In 2018, a police officer shot a man named Harith “Snoop” Augustus in the street of a Chicago neighborhood. “Incident,” a short film by producer and journalist Jamie Kalven and director Bill Morrison, is composed of body camera and surveillance footage depicting that fatal shooting and the ensuing demonstrations. Kalven and Morrison visited Colgate University to show their film and host a Q&A session on Thursday, Oct. 16.
Kalven and Morrison sought to reveal the events leading up to the interaction between Augustus and the police officers, as well as the reaction from the surrounding neighborhood. The shooting occurred at a time of heightened tensions between the police force and citizens of Chicago, resulting from the 2014 shooting of Laquan McDonald. After the 2014 shooting, the Chicago Police Department failed to release the dashboard footage until over a year later, inviting severe criticism from the community. Kalven and Morrison aimed to provide clarity about what happened to Augustus in a way that was absent in the McDonald case.
Kalven works only a few blocks away from where the incident occurred and was able to report on it for the magazine The Intercept.
“Less than 24 hours after the incident, the police department released a video that was heavily edited with the sole purpose of demonstrating that Mr. Augustus had a gun,” Kalven said. “The video became the official narrative of what happened. The reality is that as soon as the police released their video, all public interest died off. All media interest died off, and there were no further demonstrations. I reported on the case to impeach the official narrative of what happened.”
In the film, Augustus is shown walking down a sidewalk past several police officers. As he passes, one officer notices the outline of a gun under his shirt and alerts the others. Under Illinois law, concealed carry is legal with the correct permits. The officers stop him to ask if he is security personnel in an attempt to open up a conversation about the gun. As Augustus pulls his wallet out to show his permit, the officers attempt to grab his arms and pull them behind his back. He wrests himself free and, in a blur of motion, jumps between two cars and runs into the street, where he is shot.
Kalven recognized how difficult it is to tell what Augustus’ hands were doing as he attempted to free himself from uninstigated detention.
“He stumbles into the street, and there is this genuinely ambiguous moment where his hand comes in proximity to his gun,” Kalven said. “Is he steadying the gun as he tries to get away? Is he reaching for the gun? It’s ambiguous. It will always be ambiguous. But when he’s lying on the ground, and they come to put handcuffs on him, what’s in his hands is his wallet. He was trying to show his card.”
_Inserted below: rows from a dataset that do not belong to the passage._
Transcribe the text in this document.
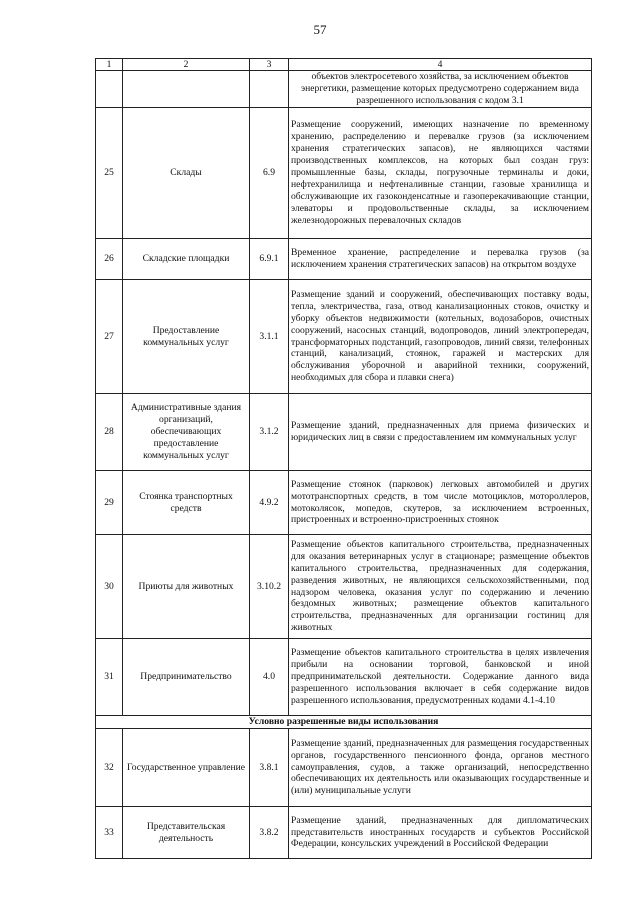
57
1	2	3	4

			объектов электросетевого хозяйства, за исключением объектов энергетики, размещение которых предусмотрено содержанием вида разрешенного использования с кодом 3.1

25	Склады	6.9	Размещение сооружений, имеющих назначение по временному хранению, распределению и перевалке грузов (за исключением хранения стратегических запасов), не являющихся частями производственных комплексов, на которых был создан груз: промышленные базы, склады, погрузочные терминалы и доки, нефтехранилища и нефтеналивные станции, газовые хранилища и обслуживающие их газоконденсатные и газоперекачивающие станции, элеваторы и продовольственные склады, за исключением железнодорожных перевалочных складов

26	Складские площадки	6.9.1	Временное хранение, распределение и перевалка грузов (за исключением хранения стратегических запасов) на открытом воздухе

27	Предоставление коммунальных услуг	3.1.1	Размещение зданий и сооружений, обеспечивающих поставку воды, тепла, электричества, газа, отвод канализационных стоков, очистку и уборку объектов недвижимости (котельных, водозаборов, очистных сооружений, насосных станций, водопроводов, линий электропередач, трансформаторных подстанций, газопроводов, линий связи, телефонных станций, канализаций, стоянок, гаражей и мастерских для обслуживания уборочной и аварийной техники, сооружений, необходимых для сбора и плавки снега)

28	Административные здания организаций, обеспечивающих предоставление коммунальных услуг	3.1.2	Размещение зданий, предназначенных для приема физических и юридических лиц в связи с предоставлением им коммунальных услуг

29	Стоянка транспортных средств	4.9.2	Размещение стоянок (парковок) легковых автомобилей и других мототранспортных средств, в том числе мотоциклов, мотороллеров, мотоколясок, мопедов, скутеров, за исключением встроенных, пристроенных и встроенно-пристроенных стоянок

30	Приюты для животных	3.10.2	Размещение объектов капитального строительства, предназначенных для оказания ветеринарных услуг в стационаре; размещение объектов капитального строительства, предназначенных для содержания, разведения животных, не являющихся сельскохозяйственными, под надзором человека, оказания услуг по содержанию и лечению бездомных животных; размещение объектов капитального строительства, предназначенных для организации гостиниц для животных

31	Предпринимательство	4.0	Размещение объектов капитального строительства в целях извлечения прибыли на основании торговой, банковской и иной предпринимательской деятельности. Содержание данного вида разрешенного использования включает в себя содержание видов разрешенного использования, предусмотренных кодами 4.1-4.10

Условно разрешенные виды использования			
32	Государственное управление	3.8.1	Размещение зданий, предназначенных для размещения государственных органов, государственного пенсионного фонда, органов местного самоуправления, судов, а также организаций, непосредственно обеспечивающих их деятельность или оказывающих государственные и (или) муниципальные услуги

33	Представительская деятельность	3.8.2	Размещение зданий, предназначенных для дипломатических представительств иностранных государств и субъектов Российской Федерации, консульских учреждений в Российской Федерации
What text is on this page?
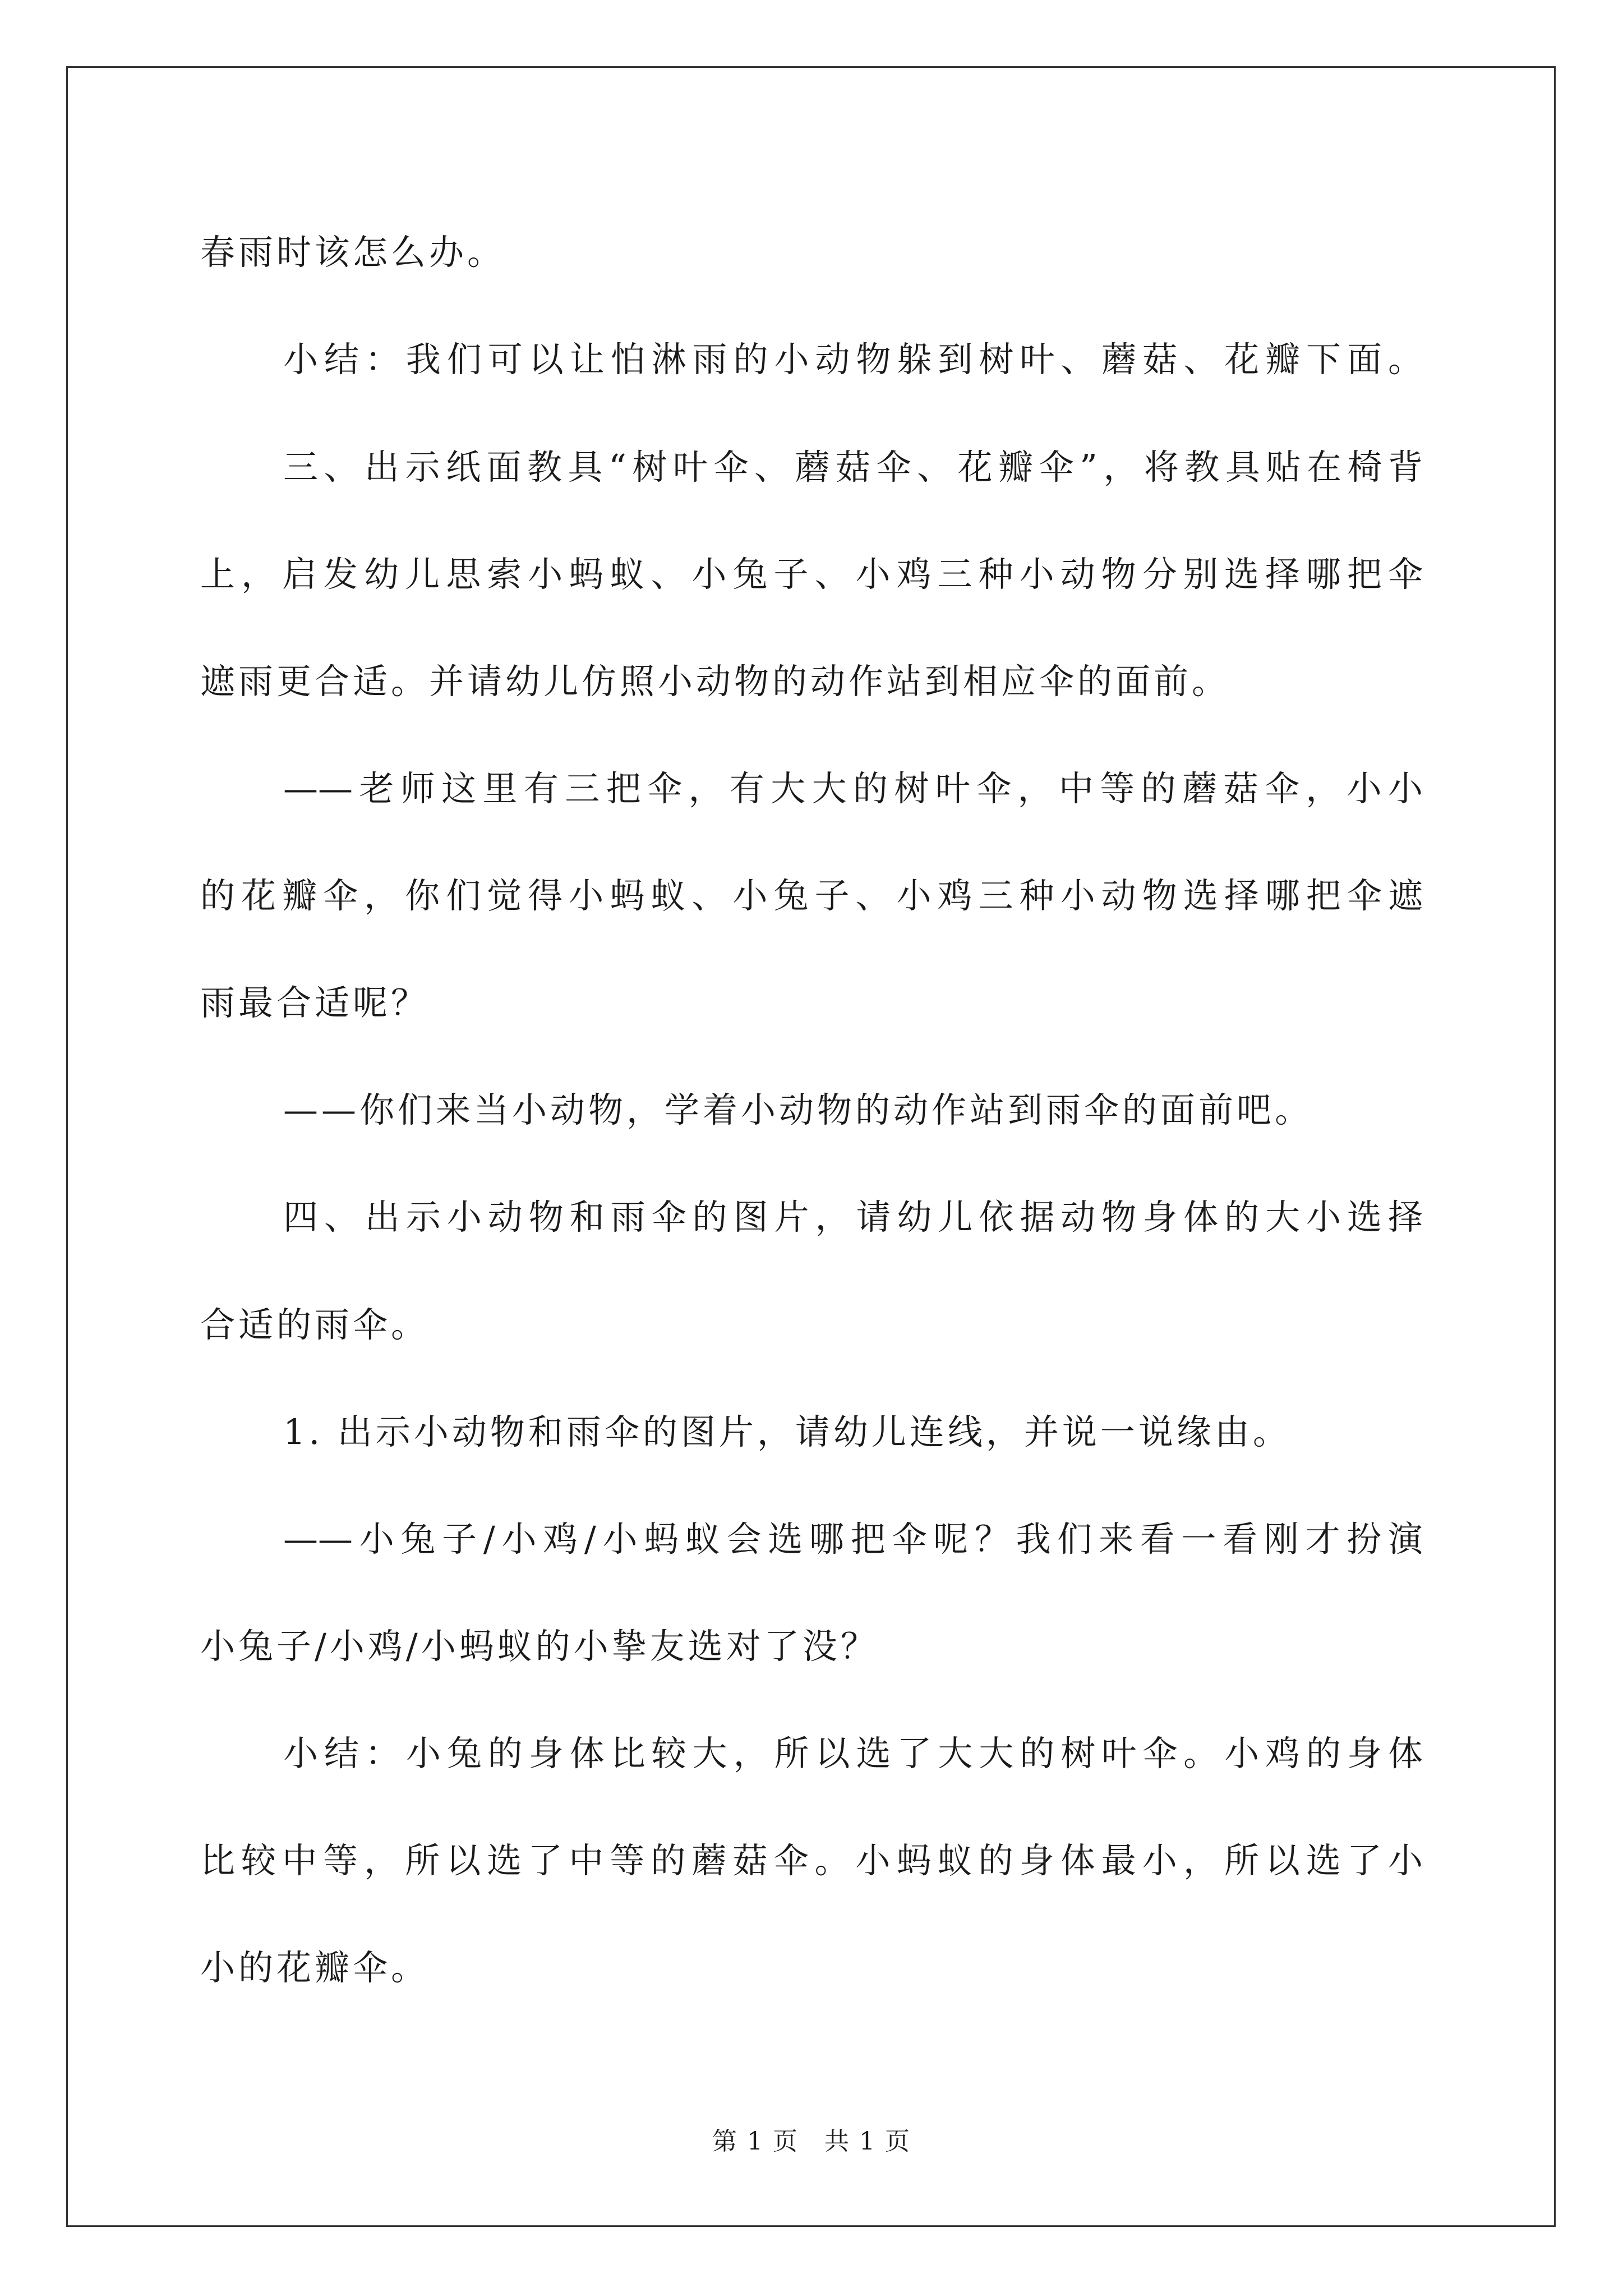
春雨时该怎么办。
小结：我们可以让怕淋雨的小动物躲到树叶、蘑菇、花瓣下面。
三、出示纸面教具“树叶伞、蘑菇伞、花瓣伞”，将教具贴在椅背
上，启发幼儿思索小蚂蚁、小兔子、小鸡三种小动物分别选择哪把伞
遮雨更合适。并请幼儿仿照小动物的动作站到相应伞的面前。
——老师这里有三把伞，有大大的树叶伞，中等的蘑菇伞，小小
的花瓣伞，你们觉得小蚂蚁、小兔子、小鸡三种小动物选择哪把伞遮
雨最合适呢？
——你们来当小动物，学着小动物的动作站到雨伞的面前吧。
四、出示小动物和雨伞的图片，请幼儿依据动物身体的大小选择
合适的雨伞。
1. 出示小动物和雨伞的图片，请幼儿连线，并说一说缘由。
——小兔子/小鸡/小蚂蚁会选哪把伞呢？我们来看一看刚才扮演
小兔子/小鸡/小蚂蚁的小挚友选对了没？
小结：小兔的身体比较大，所以选了大大的树叶伞。小鸡的身体
比较中等，所以选了中等的蘑菇伞。小蚂蚁的身体最小，所以选了小
小的花瓣伞。
第 1 页　共 1 页
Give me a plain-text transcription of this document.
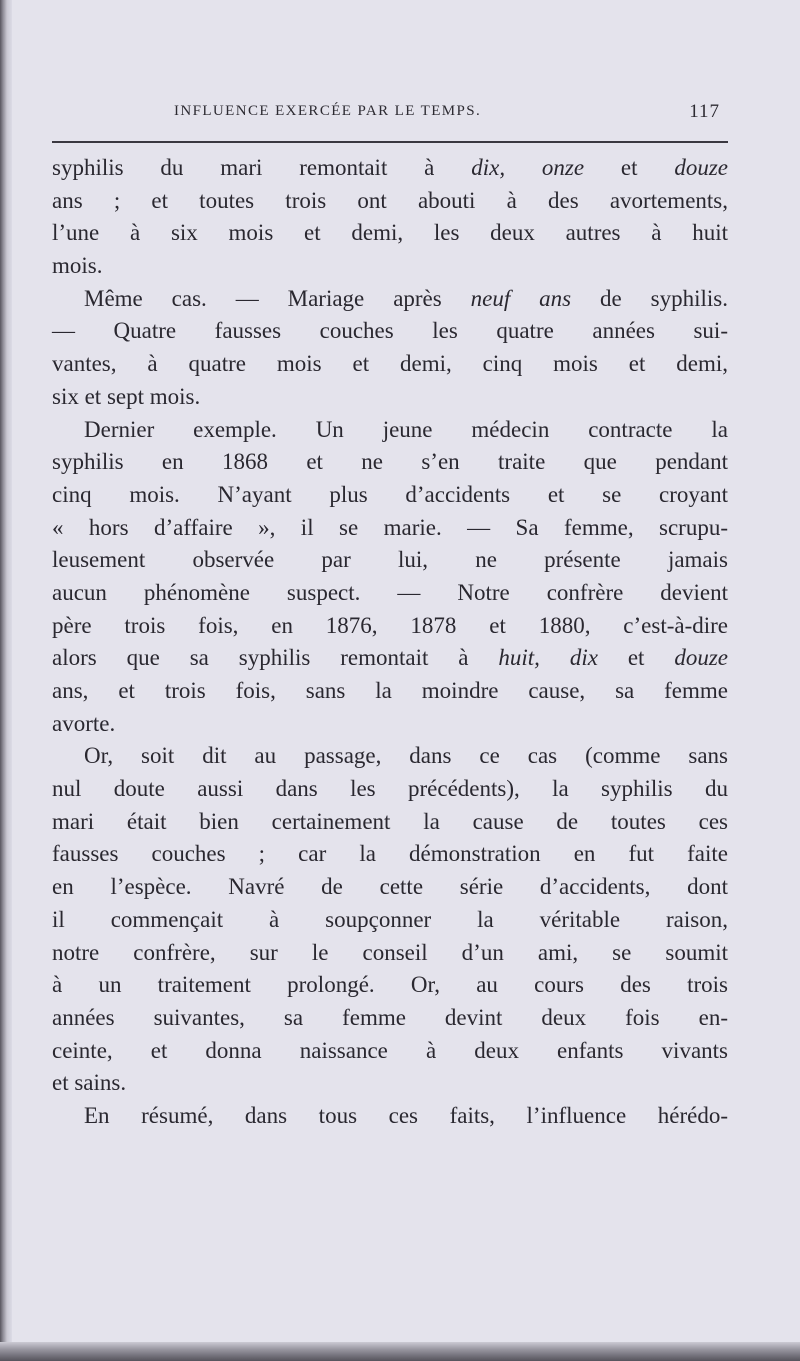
INFLUENCE EXERCÉE PAR LE TEMPS.	117
syphilis du mari remontait à dix, onze et douze
ans ; et toutes trois ont abouti à des avortements,
l’une à six mois et demi, les deux autres à huit
mois.
Même cas. — Mariage après neuf ans de syphilis.
— Quatre fausses couches les quatre années sui-
vantes, à quatre mois et demi, cinq mois et demi,
six et sept mois.
Dernier exemple. Un jeune médecin contracte la
syphilis en 1868 et ne s’en traite que pendant
cinq mois. N’ayant plus d’accidents et se croyant
« hors d’affaire », il se marie. — Sa femme, scrupu-
leusement observée par lui, ne présente jamais
aucun phénomène suspect. — Notre confrère devient
père trois fois, en 1876, 1878 et 1880, c’est-à-dire
alors que sa syphilis remontait à huit, dix et douze
ans, et trois fois, sans la moindre cause, sa femme
avorte.
Or, soit dit au passage, dans ce cas (comme sans
nul doute aussi dans les précédents), la syphilis du
mari était bien certainement la cause de toutes ces
fausses couches ; car la démonstration en fut faite
en l’espèce. Navré de cette série d’accidents, dont
il commençait à soupçonner la véritable raison,
notre confrère, sur le conseil d’un ami, se soumit
à un traitement prolongé. Or, au cours des trois
années suivantes, sa femme devint deux fois en-
ceinte, et donna naissance à deux enfants vivants
et sains.
En résumé, dans tous ces faits, l’influence hérédo-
While the film portrays a community in Chicago from whose perspective the police are a bigoted and harmful force, Kalven also acknowledged the perspective of the officers.
“There is something conveyed about the absurd but also very human response of the two officers,” Kalven said. “They are also caught inside a paradigm that’s not working for anybody.”
When constructing the timeline of events following the shooting, Morrison had to choose clips from nearly 20 hours of raw footage, much of which included angry exclamations from the gathering crowd of citizens.
“We were really interested in how a narrative could be formed,” Morrison said. “What happened in [editing] is that we realized that the officers’ cameras were also picking up the [sound of the] community, and that became a much more interesting way to offset the lie that was being perpetrated. The community is sort of like a Greek chorus that’s speaking truth to power unabashedly.”
Sophomore Ethan Roth, who attended the film screening and Q&A, noted that the role of the community in the film offered a memorable takeaway beyond the brutality of the inciting event.
“The empathy of the neighborhood was highlighted. It is very clear how neighborhoods come together and see certain governmental institutions as the enemy or as antagonistic,” Roth said. “They don’t see the police force as aiming to help them.”